The Coalition's recommendations have influenced policy statements from funders such as Wellcome Trust, European Commission, and national research councils including Research Councils UK and Deutsche Forschungsgemeinschaft. Reception among publishers—Elsevier, Springer Nature, Wiley—and academic societies like American Association for the Advancement of Science and Royal Society has been mixed, with endorsement by some institutions (e.g., Max Planck Society) and cautious adoption by others. Scholarly debate engages commentators from Nature, Science (journal), and policy analysts at Brookings Institution and RAND Corporation. Implementation challenges mirror those discussed in reports by Organisation for Economic Co-operation and Development and UNESCO.
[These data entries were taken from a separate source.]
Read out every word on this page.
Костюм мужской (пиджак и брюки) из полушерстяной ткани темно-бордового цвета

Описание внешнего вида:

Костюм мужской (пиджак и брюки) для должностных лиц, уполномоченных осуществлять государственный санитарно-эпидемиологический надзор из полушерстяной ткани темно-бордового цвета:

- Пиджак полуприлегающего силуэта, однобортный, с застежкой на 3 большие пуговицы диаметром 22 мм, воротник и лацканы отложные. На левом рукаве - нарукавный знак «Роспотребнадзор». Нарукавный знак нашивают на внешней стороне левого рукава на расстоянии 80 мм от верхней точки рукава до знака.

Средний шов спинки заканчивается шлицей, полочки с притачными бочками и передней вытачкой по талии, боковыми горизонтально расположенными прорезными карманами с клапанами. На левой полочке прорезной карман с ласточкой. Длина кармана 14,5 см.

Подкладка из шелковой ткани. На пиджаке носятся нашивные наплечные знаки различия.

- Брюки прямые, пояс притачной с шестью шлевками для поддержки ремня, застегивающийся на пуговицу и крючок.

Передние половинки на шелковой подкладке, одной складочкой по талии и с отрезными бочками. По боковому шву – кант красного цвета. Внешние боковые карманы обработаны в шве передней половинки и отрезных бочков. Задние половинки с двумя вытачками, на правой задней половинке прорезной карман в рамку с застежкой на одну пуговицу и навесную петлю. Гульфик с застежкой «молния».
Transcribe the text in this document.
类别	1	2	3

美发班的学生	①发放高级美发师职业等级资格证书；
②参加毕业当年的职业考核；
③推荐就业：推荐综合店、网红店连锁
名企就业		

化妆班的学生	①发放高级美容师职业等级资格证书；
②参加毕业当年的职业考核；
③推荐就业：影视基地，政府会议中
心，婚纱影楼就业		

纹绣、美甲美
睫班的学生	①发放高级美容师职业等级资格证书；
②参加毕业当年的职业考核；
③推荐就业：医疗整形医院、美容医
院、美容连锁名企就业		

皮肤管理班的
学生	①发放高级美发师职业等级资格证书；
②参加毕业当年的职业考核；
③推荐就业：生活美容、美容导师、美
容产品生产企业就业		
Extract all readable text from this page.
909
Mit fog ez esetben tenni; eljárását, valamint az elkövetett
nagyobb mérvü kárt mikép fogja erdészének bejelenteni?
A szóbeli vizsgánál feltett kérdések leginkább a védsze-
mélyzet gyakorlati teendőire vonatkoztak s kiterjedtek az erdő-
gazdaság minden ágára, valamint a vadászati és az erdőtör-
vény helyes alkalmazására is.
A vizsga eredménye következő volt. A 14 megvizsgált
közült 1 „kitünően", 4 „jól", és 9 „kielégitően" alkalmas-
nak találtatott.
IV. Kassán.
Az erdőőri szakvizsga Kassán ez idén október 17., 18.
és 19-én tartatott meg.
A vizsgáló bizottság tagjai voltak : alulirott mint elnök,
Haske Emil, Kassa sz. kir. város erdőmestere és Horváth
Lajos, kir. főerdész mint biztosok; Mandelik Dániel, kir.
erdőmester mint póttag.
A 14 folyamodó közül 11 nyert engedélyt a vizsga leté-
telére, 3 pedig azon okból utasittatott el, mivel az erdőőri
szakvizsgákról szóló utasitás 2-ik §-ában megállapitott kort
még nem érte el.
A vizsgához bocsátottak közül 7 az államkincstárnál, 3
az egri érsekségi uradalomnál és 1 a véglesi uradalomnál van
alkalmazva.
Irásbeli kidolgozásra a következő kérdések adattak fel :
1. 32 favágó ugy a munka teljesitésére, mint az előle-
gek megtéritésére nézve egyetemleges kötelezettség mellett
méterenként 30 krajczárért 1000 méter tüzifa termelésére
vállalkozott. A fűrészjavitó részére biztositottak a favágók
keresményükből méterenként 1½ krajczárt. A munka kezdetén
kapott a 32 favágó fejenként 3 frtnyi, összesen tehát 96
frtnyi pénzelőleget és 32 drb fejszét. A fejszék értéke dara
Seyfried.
Funding sources combine contributions from philanthropic organizations like Wellcome Trust and Gates Foundation, grants from supranational bodies such as the European Commission and European Research Council, and institutional support from universities including Harvard University and University of Oxford. Partnerships extend to data infrastructure providers—Crossref, DataCite, ORCID, OpenAIRE—and policy networks including Global Research Council and European University Association. Collaborative workstreams sometimes involve commercial publishers Elsevier, Springer Nature, and Wiley alongside nonprofit stakeholders such as Center for Open Science.